One thing that most people fail to recognize in life is that it's not just a matter of who you've actually
met. What needs to be considered is all of those people whom one
hasn't met -- and most significantly considered should be all of the people one has crossed paths with but has not met. It's not simply happenstance that one hasn't met them; in most cases, one hasn't met them not only because one hasn't initiated contact with them but much more likely the situation that those people haven't wanted to meet
you, not because you're uninteresting or abominable or anything highly nefarious.
I know I'm probably making most people's minds fill up with silly string, but what I'm pointing to is that it's easy to become effectively invisible to the very people one claims one is looking for. That invisibility results from not being the type of person who the type of person one wants would want to engage with. People all the time make repeated claims about what they want or who they want -- and then claim there aren't people out there who meet their expectations -- but they are basically lying to
themselves about truly wanting that experience or that relationship, because they're insufficiently willing to do whatever it would actually take to get what they say they want. Translation: they don't want what they say they want as much as they just want to complain and garner pity.
@Smilesgalore, I'm not asserting that all of the above applies to you, but my guess is that it does to at least some extent. In your various posts these last couple days and especially in one above . . .
. . . you have described yourself as a young woman who has thoroughly absorbed the Kool-Aid of feminism and its related progressivist philosophies. In a sense, it's laudable when a young woman prepares herself to be independent as a back-up plan in case men let her down, but what that approach's most prominent feature is that it's a sure-fire self-fulfilling prophecy -- especially after a young woman invests the time and energy into getting a degree and/or establishing a career, because after that, to reverse course and become primarily a wife and husband is to not only (a) risk transforming the education/career expenses into a lost investment but (b) risk being labeled by her fellow feminists as a sell-out.
What also exists in statements like, "Relying on a man is not something I ever considered reasonable," is a PROFOUND inability to see the forest for the trees. The foundational truth in life is that women cannot escape the fact that they rely on men.

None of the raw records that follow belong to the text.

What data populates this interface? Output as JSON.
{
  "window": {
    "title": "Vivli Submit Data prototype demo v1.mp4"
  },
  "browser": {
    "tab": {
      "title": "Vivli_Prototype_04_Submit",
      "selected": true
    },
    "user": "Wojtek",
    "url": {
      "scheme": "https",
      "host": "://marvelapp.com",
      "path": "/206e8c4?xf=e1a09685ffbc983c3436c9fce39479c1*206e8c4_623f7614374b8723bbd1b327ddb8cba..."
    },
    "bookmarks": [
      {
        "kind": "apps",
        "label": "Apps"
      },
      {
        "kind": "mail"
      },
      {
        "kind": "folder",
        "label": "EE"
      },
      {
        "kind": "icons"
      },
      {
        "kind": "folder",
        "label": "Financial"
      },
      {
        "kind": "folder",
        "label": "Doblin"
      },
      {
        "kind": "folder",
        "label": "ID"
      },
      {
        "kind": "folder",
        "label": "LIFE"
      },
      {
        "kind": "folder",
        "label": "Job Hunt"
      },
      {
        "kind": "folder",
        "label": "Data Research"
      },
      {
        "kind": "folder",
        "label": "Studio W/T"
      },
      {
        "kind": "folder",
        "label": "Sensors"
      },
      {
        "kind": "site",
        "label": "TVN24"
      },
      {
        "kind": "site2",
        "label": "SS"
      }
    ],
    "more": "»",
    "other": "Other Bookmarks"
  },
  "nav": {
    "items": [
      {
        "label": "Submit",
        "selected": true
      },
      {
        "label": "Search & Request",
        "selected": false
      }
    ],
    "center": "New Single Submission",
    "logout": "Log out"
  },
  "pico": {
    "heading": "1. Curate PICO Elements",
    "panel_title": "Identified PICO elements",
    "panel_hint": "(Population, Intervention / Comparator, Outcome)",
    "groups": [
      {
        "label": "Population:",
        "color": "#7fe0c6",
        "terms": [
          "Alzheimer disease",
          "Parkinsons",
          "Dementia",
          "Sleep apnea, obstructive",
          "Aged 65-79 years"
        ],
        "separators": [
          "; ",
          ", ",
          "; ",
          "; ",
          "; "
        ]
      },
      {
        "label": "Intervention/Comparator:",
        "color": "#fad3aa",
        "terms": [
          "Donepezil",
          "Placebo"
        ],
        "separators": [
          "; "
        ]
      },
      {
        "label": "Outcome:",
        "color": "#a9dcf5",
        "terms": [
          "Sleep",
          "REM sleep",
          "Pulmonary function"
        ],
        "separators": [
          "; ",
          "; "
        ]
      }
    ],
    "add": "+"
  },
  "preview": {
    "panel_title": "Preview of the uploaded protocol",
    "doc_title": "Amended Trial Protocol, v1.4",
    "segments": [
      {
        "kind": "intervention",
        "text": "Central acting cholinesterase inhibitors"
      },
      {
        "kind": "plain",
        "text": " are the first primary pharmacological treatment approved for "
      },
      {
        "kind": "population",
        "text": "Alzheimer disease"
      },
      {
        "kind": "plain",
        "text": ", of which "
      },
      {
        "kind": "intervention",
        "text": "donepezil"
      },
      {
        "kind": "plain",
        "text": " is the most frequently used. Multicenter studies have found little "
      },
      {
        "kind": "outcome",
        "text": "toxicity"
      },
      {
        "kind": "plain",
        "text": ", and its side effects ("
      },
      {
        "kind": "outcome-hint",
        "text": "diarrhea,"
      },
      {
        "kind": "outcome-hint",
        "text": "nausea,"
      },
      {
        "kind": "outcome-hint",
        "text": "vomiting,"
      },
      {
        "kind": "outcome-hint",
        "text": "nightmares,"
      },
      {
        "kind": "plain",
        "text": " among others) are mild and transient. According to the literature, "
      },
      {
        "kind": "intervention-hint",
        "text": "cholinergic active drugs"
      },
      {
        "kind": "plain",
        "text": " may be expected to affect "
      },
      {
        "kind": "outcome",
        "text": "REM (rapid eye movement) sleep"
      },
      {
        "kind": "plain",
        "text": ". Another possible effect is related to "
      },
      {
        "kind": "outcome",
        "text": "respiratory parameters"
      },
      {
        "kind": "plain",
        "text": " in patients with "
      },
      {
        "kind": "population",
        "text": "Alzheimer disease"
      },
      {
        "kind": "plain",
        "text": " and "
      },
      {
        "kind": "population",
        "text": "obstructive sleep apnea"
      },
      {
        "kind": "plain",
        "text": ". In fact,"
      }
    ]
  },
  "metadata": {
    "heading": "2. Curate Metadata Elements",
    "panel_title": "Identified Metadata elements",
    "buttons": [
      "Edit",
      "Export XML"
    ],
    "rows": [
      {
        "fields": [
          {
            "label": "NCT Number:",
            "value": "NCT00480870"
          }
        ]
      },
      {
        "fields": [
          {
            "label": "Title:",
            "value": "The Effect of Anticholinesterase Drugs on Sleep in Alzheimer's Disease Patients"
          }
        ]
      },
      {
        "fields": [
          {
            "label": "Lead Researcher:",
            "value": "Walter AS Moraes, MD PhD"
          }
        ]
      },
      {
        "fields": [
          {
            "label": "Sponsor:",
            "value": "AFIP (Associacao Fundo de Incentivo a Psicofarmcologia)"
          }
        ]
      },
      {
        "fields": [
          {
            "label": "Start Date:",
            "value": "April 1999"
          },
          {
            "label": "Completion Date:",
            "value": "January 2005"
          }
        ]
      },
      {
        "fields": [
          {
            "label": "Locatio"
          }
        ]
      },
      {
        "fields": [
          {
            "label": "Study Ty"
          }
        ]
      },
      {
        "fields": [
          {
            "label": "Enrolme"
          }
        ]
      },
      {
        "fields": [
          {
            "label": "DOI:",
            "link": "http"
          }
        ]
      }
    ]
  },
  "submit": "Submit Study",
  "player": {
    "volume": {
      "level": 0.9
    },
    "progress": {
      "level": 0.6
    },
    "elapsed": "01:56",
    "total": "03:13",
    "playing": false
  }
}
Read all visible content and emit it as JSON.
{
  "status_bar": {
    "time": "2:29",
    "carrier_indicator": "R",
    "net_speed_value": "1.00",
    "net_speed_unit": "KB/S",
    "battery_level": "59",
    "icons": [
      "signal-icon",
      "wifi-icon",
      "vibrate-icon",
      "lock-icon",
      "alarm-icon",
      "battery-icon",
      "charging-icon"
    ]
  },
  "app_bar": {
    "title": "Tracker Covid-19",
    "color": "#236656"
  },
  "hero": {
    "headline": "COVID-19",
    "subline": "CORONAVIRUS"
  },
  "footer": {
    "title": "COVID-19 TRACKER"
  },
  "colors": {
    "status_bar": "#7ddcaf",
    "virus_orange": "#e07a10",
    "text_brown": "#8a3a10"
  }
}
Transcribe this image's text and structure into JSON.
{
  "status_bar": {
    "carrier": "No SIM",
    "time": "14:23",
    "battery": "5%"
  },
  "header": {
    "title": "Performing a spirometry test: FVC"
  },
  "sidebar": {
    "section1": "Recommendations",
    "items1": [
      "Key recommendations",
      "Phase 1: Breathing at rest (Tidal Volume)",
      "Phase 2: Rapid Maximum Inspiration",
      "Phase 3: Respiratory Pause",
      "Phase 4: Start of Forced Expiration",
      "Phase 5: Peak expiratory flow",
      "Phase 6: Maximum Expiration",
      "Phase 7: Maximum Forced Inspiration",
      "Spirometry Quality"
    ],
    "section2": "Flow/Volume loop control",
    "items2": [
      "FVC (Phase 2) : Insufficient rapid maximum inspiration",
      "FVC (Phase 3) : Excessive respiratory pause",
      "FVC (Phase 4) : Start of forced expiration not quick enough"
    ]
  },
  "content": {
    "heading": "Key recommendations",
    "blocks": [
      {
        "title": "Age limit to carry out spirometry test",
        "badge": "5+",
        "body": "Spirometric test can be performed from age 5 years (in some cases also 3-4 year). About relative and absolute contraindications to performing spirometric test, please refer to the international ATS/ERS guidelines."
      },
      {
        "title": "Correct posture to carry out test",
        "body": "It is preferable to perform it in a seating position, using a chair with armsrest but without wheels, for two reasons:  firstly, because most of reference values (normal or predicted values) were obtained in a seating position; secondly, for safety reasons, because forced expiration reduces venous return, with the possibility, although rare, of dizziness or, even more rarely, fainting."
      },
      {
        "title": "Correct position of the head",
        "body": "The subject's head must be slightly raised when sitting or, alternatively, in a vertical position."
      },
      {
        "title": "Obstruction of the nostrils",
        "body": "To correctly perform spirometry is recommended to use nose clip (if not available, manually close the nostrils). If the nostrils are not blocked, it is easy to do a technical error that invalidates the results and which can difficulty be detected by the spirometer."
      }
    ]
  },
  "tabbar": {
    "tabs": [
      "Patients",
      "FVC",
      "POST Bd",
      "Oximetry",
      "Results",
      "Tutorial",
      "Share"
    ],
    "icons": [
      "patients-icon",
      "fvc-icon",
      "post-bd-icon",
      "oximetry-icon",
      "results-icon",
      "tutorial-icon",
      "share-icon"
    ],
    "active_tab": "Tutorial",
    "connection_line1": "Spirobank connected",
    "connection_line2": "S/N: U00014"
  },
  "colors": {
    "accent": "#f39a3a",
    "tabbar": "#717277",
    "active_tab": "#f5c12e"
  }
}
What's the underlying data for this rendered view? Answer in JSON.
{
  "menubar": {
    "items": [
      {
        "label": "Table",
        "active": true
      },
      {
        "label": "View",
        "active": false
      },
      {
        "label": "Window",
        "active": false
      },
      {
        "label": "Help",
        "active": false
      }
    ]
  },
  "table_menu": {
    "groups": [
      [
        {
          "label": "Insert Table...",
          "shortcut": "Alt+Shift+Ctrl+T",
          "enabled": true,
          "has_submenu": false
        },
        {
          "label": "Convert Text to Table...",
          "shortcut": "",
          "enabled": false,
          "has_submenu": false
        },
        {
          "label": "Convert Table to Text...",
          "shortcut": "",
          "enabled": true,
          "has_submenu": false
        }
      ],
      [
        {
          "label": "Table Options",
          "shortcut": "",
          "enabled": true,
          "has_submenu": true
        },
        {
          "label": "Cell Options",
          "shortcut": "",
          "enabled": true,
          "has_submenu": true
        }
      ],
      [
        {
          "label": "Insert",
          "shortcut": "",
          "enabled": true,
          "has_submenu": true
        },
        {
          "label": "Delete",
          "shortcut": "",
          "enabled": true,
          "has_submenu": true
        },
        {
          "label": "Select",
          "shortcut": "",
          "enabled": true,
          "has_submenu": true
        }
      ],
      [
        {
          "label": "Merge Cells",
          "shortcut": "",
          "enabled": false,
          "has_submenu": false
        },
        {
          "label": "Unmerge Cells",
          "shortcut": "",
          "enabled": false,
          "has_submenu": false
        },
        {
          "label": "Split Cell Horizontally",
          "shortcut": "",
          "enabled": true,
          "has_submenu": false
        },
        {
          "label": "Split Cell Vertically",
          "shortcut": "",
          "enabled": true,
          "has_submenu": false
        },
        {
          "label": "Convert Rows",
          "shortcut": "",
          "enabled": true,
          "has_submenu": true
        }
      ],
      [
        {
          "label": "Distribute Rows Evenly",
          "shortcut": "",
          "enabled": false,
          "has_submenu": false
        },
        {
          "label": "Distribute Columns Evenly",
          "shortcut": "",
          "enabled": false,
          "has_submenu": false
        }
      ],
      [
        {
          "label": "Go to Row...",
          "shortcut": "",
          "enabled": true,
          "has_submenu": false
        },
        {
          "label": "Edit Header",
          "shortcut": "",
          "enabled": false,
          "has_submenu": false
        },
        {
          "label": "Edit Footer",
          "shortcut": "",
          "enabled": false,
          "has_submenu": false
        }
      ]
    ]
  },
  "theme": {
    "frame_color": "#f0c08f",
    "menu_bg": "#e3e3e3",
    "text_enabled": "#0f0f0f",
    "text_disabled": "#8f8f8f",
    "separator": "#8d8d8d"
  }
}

Every woman relies on men. Feminism hypnotizes many of us into believing that women can successfully pretend to be independent just because they can point to some individual accomplishment or, better yet, point to some individual failure on the part of some individual man -- but the entire world that women depend on to have anything other than a short, terrible, dangerous, disease-ridden life has been organized by men; includes a whole host of inventions that were 99% invented by men; is designed, developed and built by men; maintained and repaired by men; and predominantly
financed by men. The biggest magic trick in the last half a century is the one that has allowed men to forget the magnitude of the contributions they make to our world and persuaded those same men to let women get away with pretending that they don't even owe us their gratitude in return.
If you truly want to find a man you can rely on, your best bet is to refrain from dating those boys who are glad to pledge fealty to progressive feminist ideals and instead concentrate on becoming the type of woman that a man who knows his true worth in the world would recognize as the kind of woman he would want to have at his side. My prediction is that, if you do that, the more you do so, the more you'll start meeting men you can depend on who will want to interview you for the position of helpmeet.